In general, Lovelock believes that it is too late to try to counter the global warming: the Earth’s ecosystem has changed and now it is working against mankind. The researcher considers that the only thing people are left with is to try to accommodate to the catastrophic ecological conditions, because it is too late to do anything else. At the same time, we have no guarantees that we will succeed to adjust ourselves.
As we can see, Lovelock’s concept, above all, is not even a complex of scientific hypotheses and theories, which enable to predict quite precisely the processes of the climate change in general as well as separate components of this change. Rather, it is a certain worldview and philosophical system which radically opposes anthropocentrism. Moreover, it mentions certain quasi-religious instructions that demand our contemporaries to consciously perceive the inevitable punishment for the past sins of humankind.

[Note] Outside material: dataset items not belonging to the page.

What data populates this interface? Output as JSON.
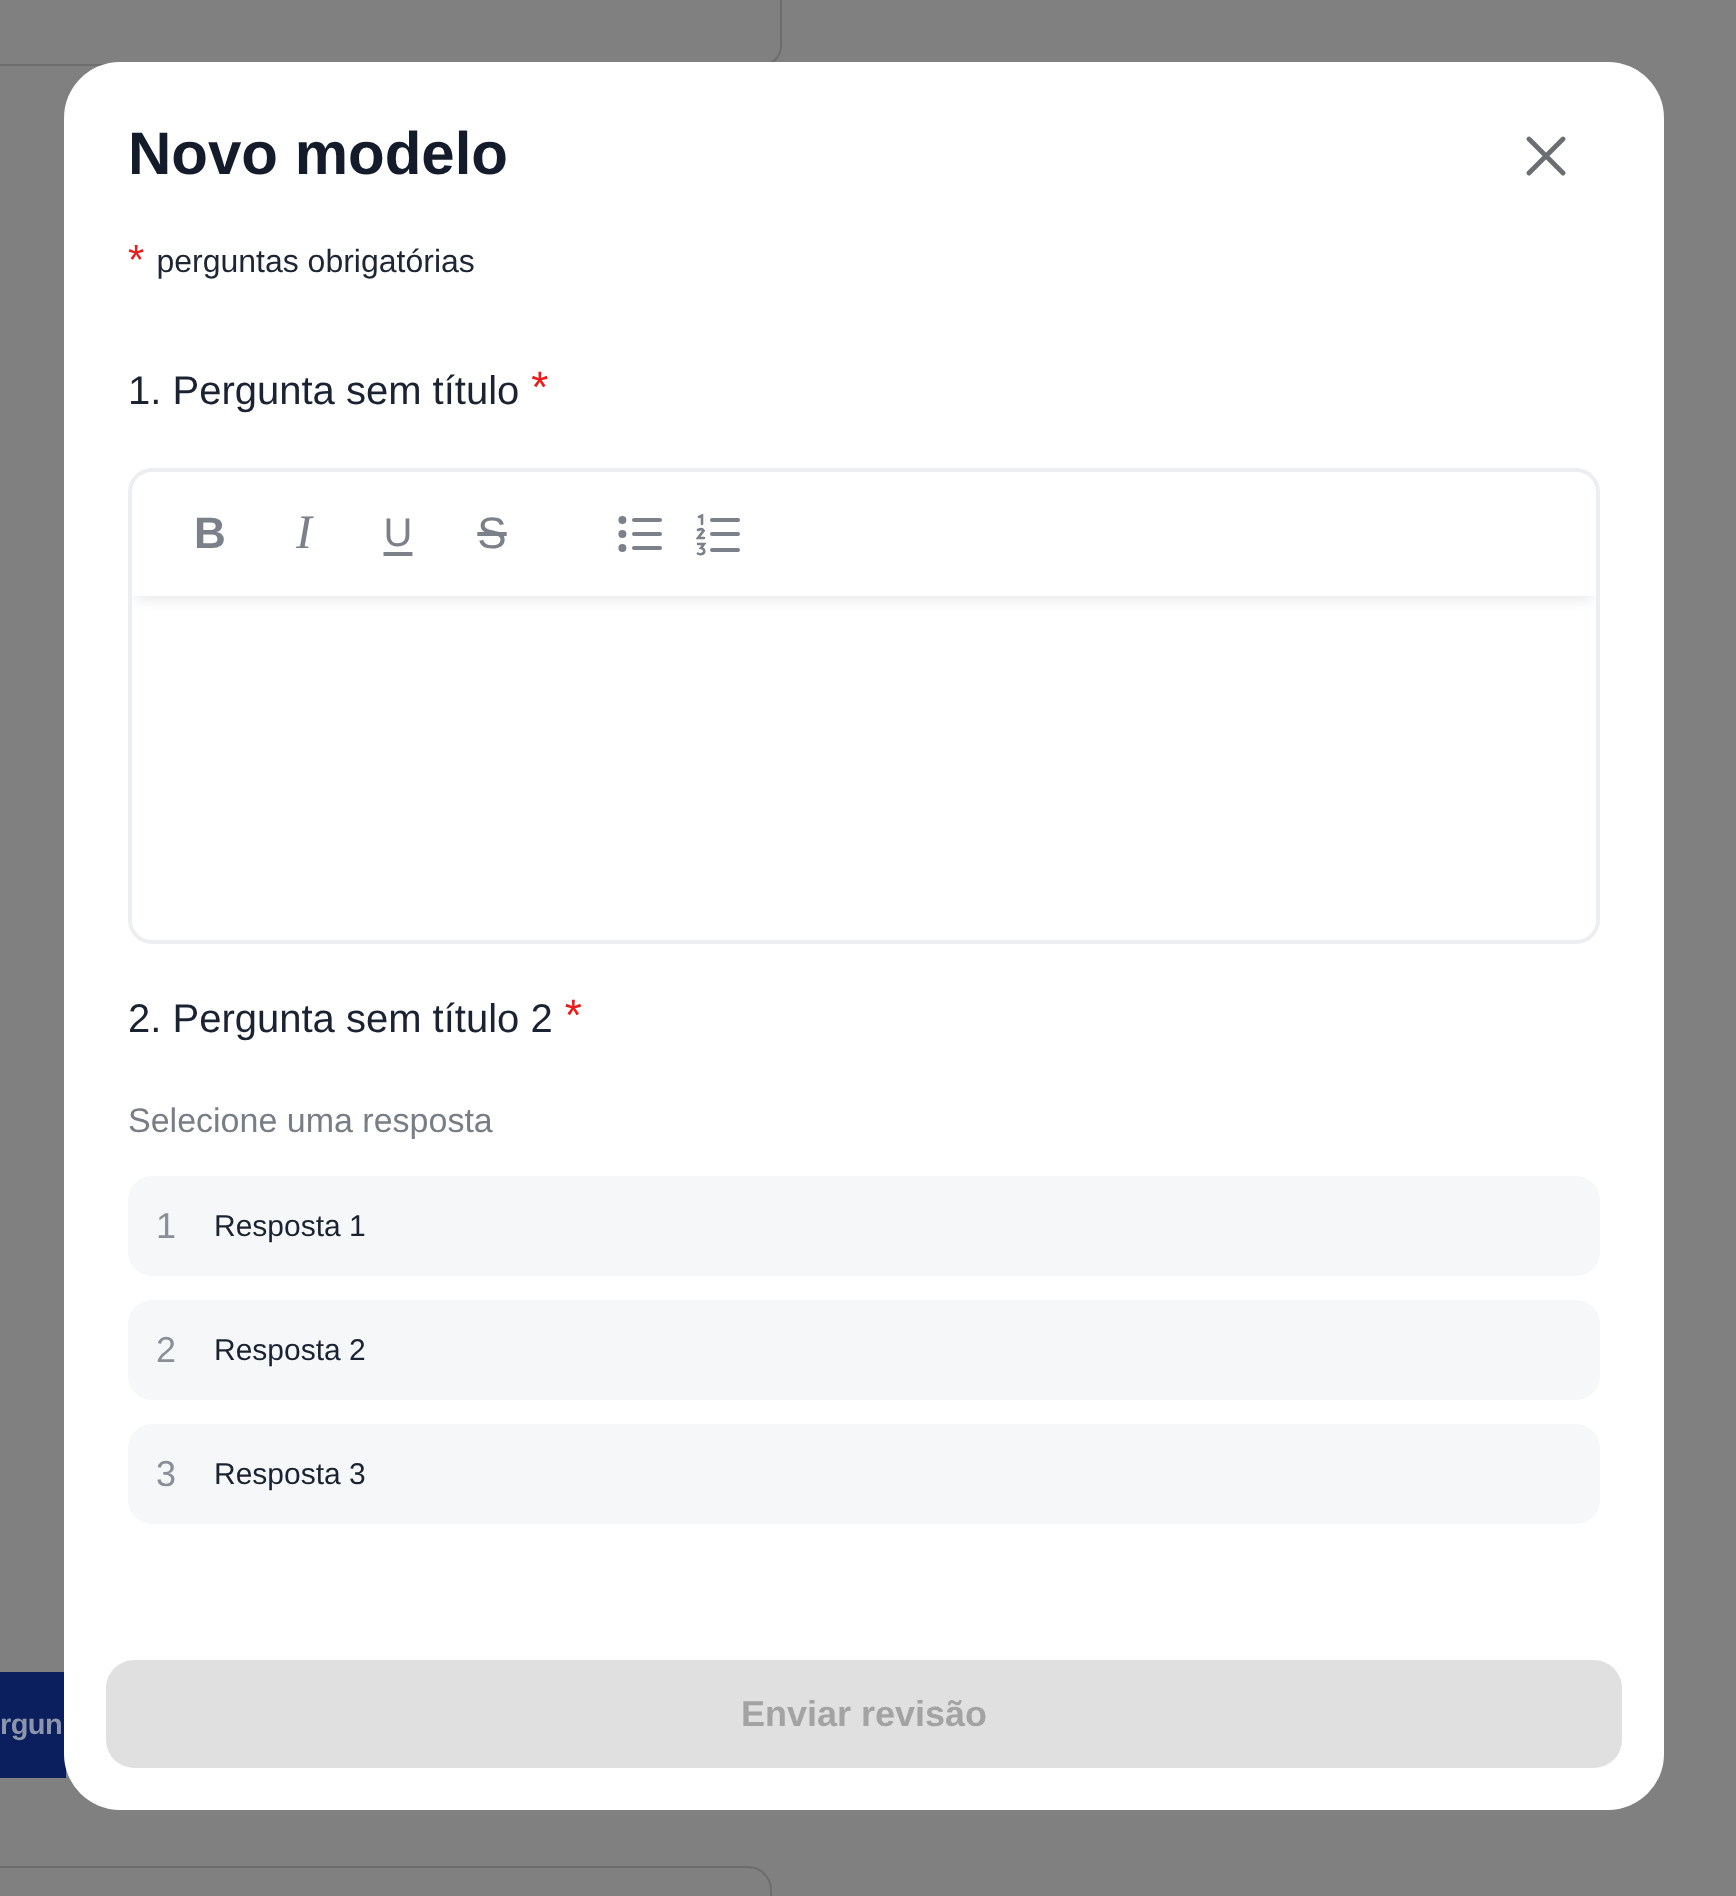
{
  "background_page": {
    "button": "rgun"
  },
  "dialog": {
    "title": "Novo modelo",
    "legend": {
      "mark": "*",
      "text": "perguntas obrigatórias"
    },
    "questions": [
      {
        "kind": "text",
        "title": "1. Pergunta sem título",
        "required_mark": "*",
        "toolbar": [
          {
            "kind": "bold",
            "label": "B"
          },
          {
            "kind": "italic",
            "label": "I"
          },
          {
            "kind": "underline",
            "label": "U"
          },
          {
            "kind": "strike",
            "label": "S"
          },
          {
            "kind": "bullets"
          },
          {
            "kind": "numbers"
          }
        ]
      },
      {
        "kind": "choice",
        "title": "2. Pergunta sem título 2",
        "required_mark": "*",
        "prompt": "Selecione uma resposta",
        "options": [
          {
            "number": "1",
            "label": "Resposta 1",
            "selected": false
          },
          {
            "number": "2",
            "label": "Resposta 2",
            "selected": false
          },
          {
            "number": "3",
            "label": "Resposta 3",
            "selected": false
          }
        ]
      }
    ],
    "submit": {
      "label": "Enviar revisão",
      "disabled": true
    }
  }
}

It follows from Lovelock’s concept that we cannot avoid this punishment, but we can only somewhat lighten it if the current and the coming generations will behave in the right way, essentially reducing their world-transforming arrogance and drastically cutting their thoughtless consumption of natural resources. Only this can induce Gaia not to destroy, but only move humanity to an outer verge as an element of biosphere, as an element potentially dangerous to geophysical health, and give it the last chance to harmonize itself with the global processes.